Marie Joseph Auguste Carrel-Billiard nació en Sainte-Foy-lès-Lyon (Francia), el sábado 28 de junio de 1873 y falleció en París, el domingo 5 de noviembre de 1944. Su padre murió cuando Alexis era todavía muy pequeño a consecuencia de una neumonía. Precisamente a la edad de 4 años se le cambió su nombre de pila por el de Alexis en honor a su padre. Su madre, Anne-Marie Ricard, se encargó de educarlo durante los primeros años. Estudió en la escuela jesuita de San José en Lyon en cuya Universidad se graduó de bachiller en letras en 1889 y en el de ciencias en 1890, doctorándose en 1900. Trabajó en el Hospital de su ciudad natal mientras estudiaba anatomía y cirugía operatoria. Ocupó el puesto de prosector1 en la cátedra del prestigioso profesor Testut (1900-1902) decantándose hacia la cirugía.
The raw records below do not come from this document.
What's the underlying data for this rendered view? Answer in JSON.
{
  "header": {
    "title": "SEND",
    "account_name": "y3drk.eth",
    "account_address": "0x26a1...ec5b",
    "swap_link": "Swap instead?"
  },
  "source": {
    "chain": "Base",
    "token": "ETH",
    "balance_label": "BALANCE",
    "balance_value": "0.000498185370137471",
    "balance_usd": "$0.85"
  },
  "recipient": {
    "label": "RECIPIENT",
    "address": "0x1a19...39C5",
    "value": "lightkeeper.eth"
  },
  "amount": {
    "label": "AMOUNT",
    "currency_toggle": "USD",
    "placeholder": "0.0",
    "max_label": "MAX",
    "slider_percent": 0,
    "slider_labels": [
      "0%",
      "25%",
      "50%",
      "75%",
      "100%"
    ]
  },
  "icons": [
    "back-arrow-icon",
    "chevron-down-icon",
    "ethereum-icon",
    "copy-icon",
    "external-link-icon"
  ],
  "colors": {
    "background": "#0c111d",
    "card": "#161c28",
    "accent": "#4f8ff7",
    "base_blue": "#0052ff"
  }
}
Supe de la existencia de este personaje por el Dr. Eduardo Adsuara Sevillano (8 marzo 1928-8 diciembre 2000), licenciado en Medicina en 1952, cuya tesis que dirigió el Profesor Pedro Laín Entralgo, versó sobre este médico lionés. En mis escapadas a San Lorenzo de El Escorial los fines de semana y con grabadora en mano, Eduardo me contó las grandezas de Carrel. Eduardo conoció a la viuda de Carrel que le dijo que su marido tenía “aura”.
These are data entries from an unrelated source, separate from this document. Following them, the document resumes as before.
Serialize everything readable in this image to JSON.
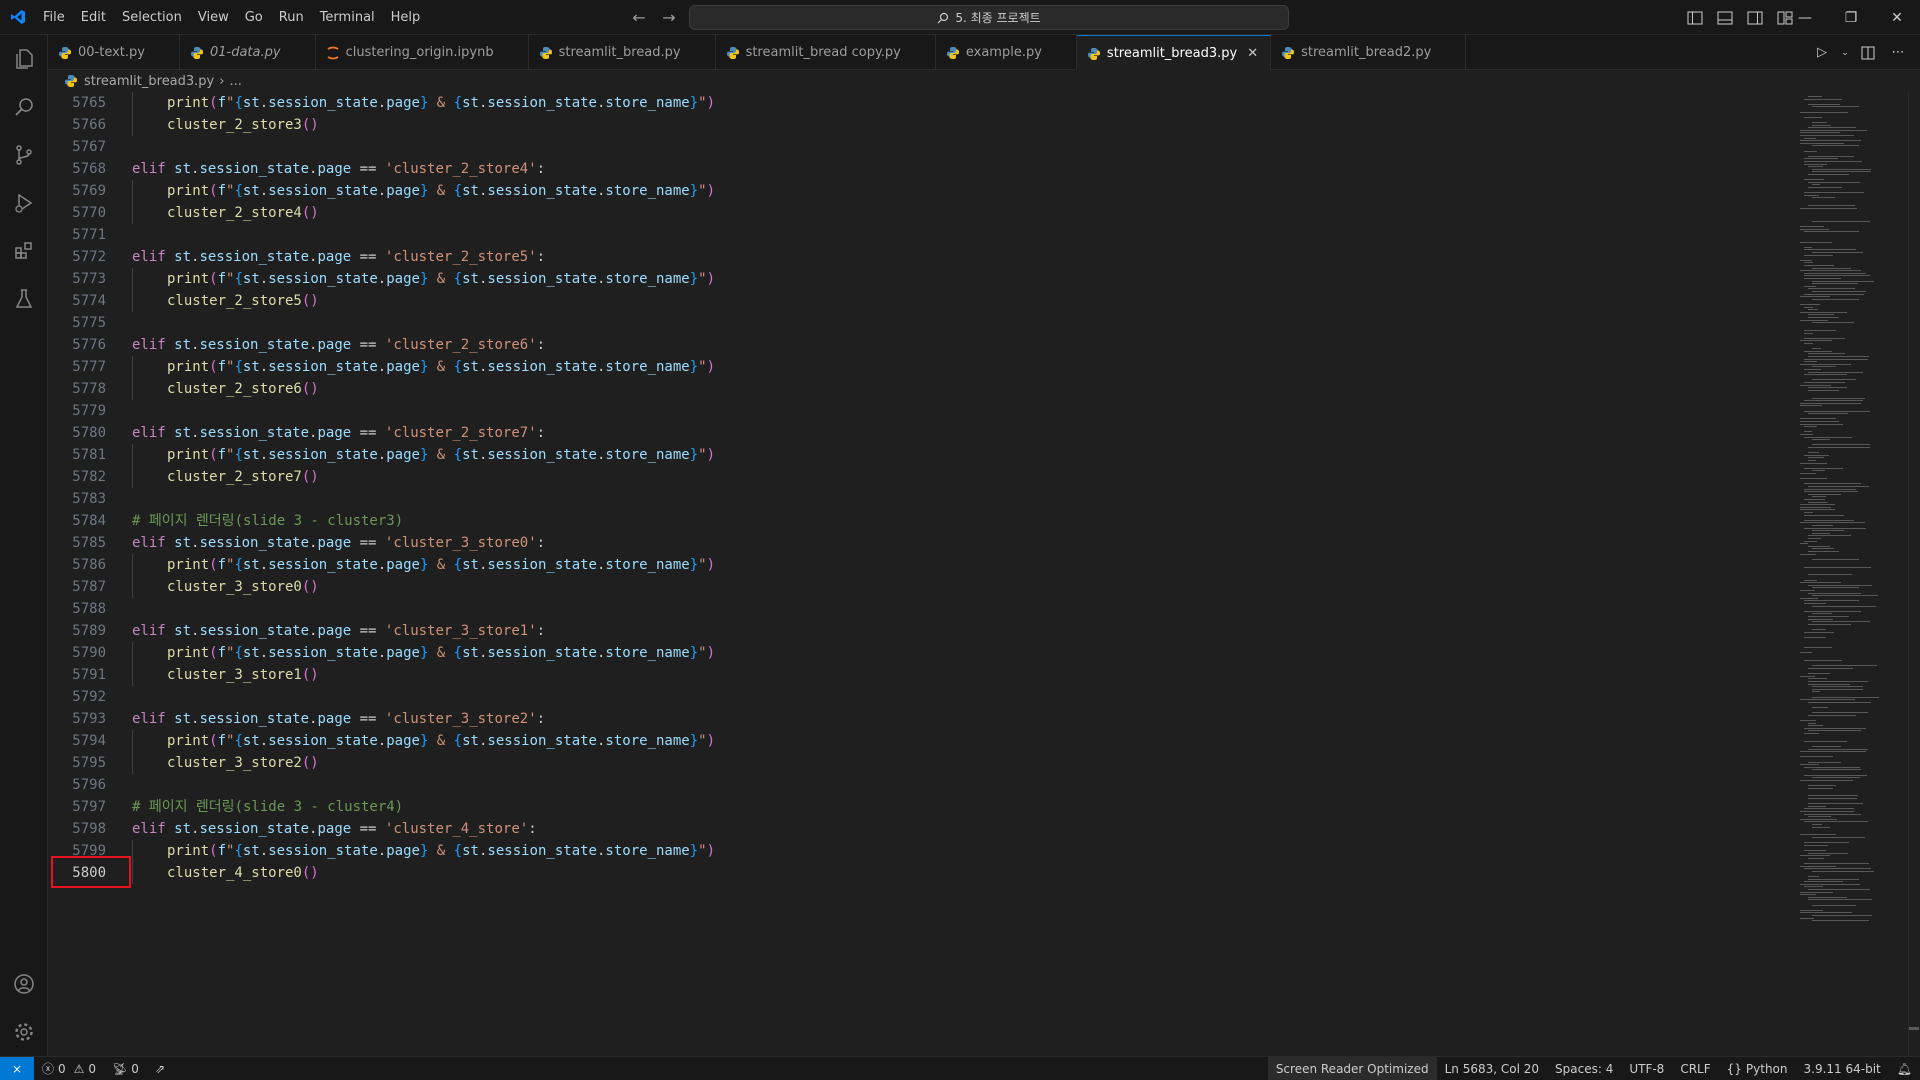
{
  "menu": [
    "File",
    "Edit",
    "Selection",
    "View",
    "Go",
    "Run",
    "Terminal",
    "Help"
  ],
  "command_center": {
    "text": "5. 최종 프로젝트"
  },
  "tabs": [
    {
      "label": "00-text.py",
      "italic": false,
      "active": false,
      "icon": "python-icon"
    },
    {
      "label": "01-data.py",
      "italic": true,
      "active": false,
      "icon": "python-icon"
    },
    {
      "label": "clustering_origin.ipynb",
      "italic": false,
      "active": false,
      "icon": "notebook-icon"
    },
    {
      "label": "streamlit_bread.py",
      "italic": false,
      "active": false,
      "icon": "python-icon"
    },
    {
      "label": "streamlit_bread copy.py",
      "italic": false,
      "active": false,
      "icon": "python-icon"
    },
    {
      "label": "example.py",
      "italic": false,
      "active": false,
      "icon": "python-icon"
    },
    {
      "label": "streamlit_bread3.py",
      "italic": false,
      "active": true,
      "icon": "python-icon"
    },
    {
      "label": "streamlit_bread2.py",
      "italic": false,
      "active": false,
      "icon": "python-icon"
    }
  ],
  "breadcrumb": {
    "file": "streamlit_bread3.py",
    "more": "..."
  },
  "code": {
    "lines": [
      {
        "n": "5765",
        "kind": "print"
      },
      {
        "n": "5766",
        "kind": "call",
        "name": "cluster_2_store3"
      },
      {
        "n": "5767",
        "kind": "blank"
      },
      {
        "n": "5768",
        "kind": "elif",
        "value": "cluster_2_store4"
      },
      {
        "n": "5769",
        "kind": "print"
      },
      {
        "n": "5770",
        "kind": "call",
        "name": "cluster_2_store4"
      },
      {
        "n": "5771",
        "kind": "blank"
      },
      {
        "n": "5772",
        "kind": "elif",
        "value": "cluster_2_store5"
      },
      {
        "n": "5773",
        "kind": "print"
      },
      {
        "n": "5774",
        "kind": "call",
        "name": "cluster_2_store5"
      },
      {
        "n": "5775",
        "kind": "blank"
      },
      {
        "n": "5776",
        "kind": "elif",
        "value": "cluster_2_store6"
      },
      {
        "n": "5777",
        "kind": "print"
      },
      {
        "n": "5778",
        "kind": "call",
        "name": "cluster_2_store6"
      },
      {
        "n": "5779",
        "kind": "blank"
      },
      {
        "n": "5780",
        "kind": "elif",
        "value": "cluster_2_store7"
      },
      {
        "n": "5781",
        "kind": "print"
      },
      {
        "n": "5782",
        "kind": "call",
        "name": "cluster_2_store7"
      },
      {
        "n": "5783",
        "kind": "blank"
      },
      {
        "n": "5784",
        "kind": "comment",
        "text": "# 페이지 렌더링(slide 3 - cluster3)"
      },
      {
        "n": "5785",
        "kind": "elif",
        "value": "cluster_3_store0"
      },
      {
        "n": "5786",
        "kind": "print"
      },
      {
        "n": "5787",
        "kind": "call",
        "name": "cluster_3_store0"
      },
      {
        "n": "5788",
        "kind": "blank"
      },
      {
        "n": "5789",
        "kind": "elif",
        "value": "cluster_3_store1"
      },
      {
        "n": "5790",
        "kind": "print"
      },
      {
        "n": "5791",
        "kind": "call",
        "name": "cluster_3_store1"
      },
      {
        "n": "5792",
        "kind": "blank"
      },
      {
        "n": "5793",
        "kind": "elif",
        "value": "cluster_3_store2"
      },
      {
        "n": "5794",
        "kind": "print"
      },
      {
        "n": "5795",
        "kind": "call",
        "name": "cluster_3_store2"
      },
      {
        "n": "5796",
        "kind": "blank"
      },
      {
        "n": "5797",
        "kind": "comment",
        "text": "# 페이지 렌더링(slide 3 - cluster4)"
      },
      {
        "n": "5798",
        "kind": "elif",
        "value": "cluster_4_store"
      },
      {
        "n": "5799",
        "kind": "print"
      },
      {
        "n": "5800",
        "kind": "call",
        "name": "cluster_4_store0"
      }
    ]
  },
  "status": {
    "errors": "0",
    "warnings": "0",
    "ports": "0",
    "screen_reader": "Screen Reader Optimized",
    "position": "Ln 5683, Col 20",
    "spaces": "Spaces: 4",
    "encoding": "UTF-8",
    "eol": "CRLF",
    "language": "Python",
    "interpreter": "3.9.11 64-bit"
  },
  "colors": {
    "accent": "#0078d4",
    "highlight_box": "#e81123"
  }
}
Ya ejerciendo la profesión de médico y cirujano dió muestras de sus habilidades. Para aprender a suturar los extremos de los vasos sanguíneos, cortados después de una herida, acudió a la mejor modista parisina. Así que creó un nuevo método de sutura vascular llamado de “triangulación” que fue publicado en la revista Lyon Médical y que tuvo mucho éxito protocolizándose su empleo. Utilizaba suturas muy finas de sedas procedentes de Alsacia. Asi cuando el presidente de la república Sadi Carnot visitaba Lyon, fue herido por un anarquista italiano. No sobrevivió porque los cirujanos fueron incapaces de suturar la vena porta que había sido afectada. Este suceso parece que influyó en Carrel.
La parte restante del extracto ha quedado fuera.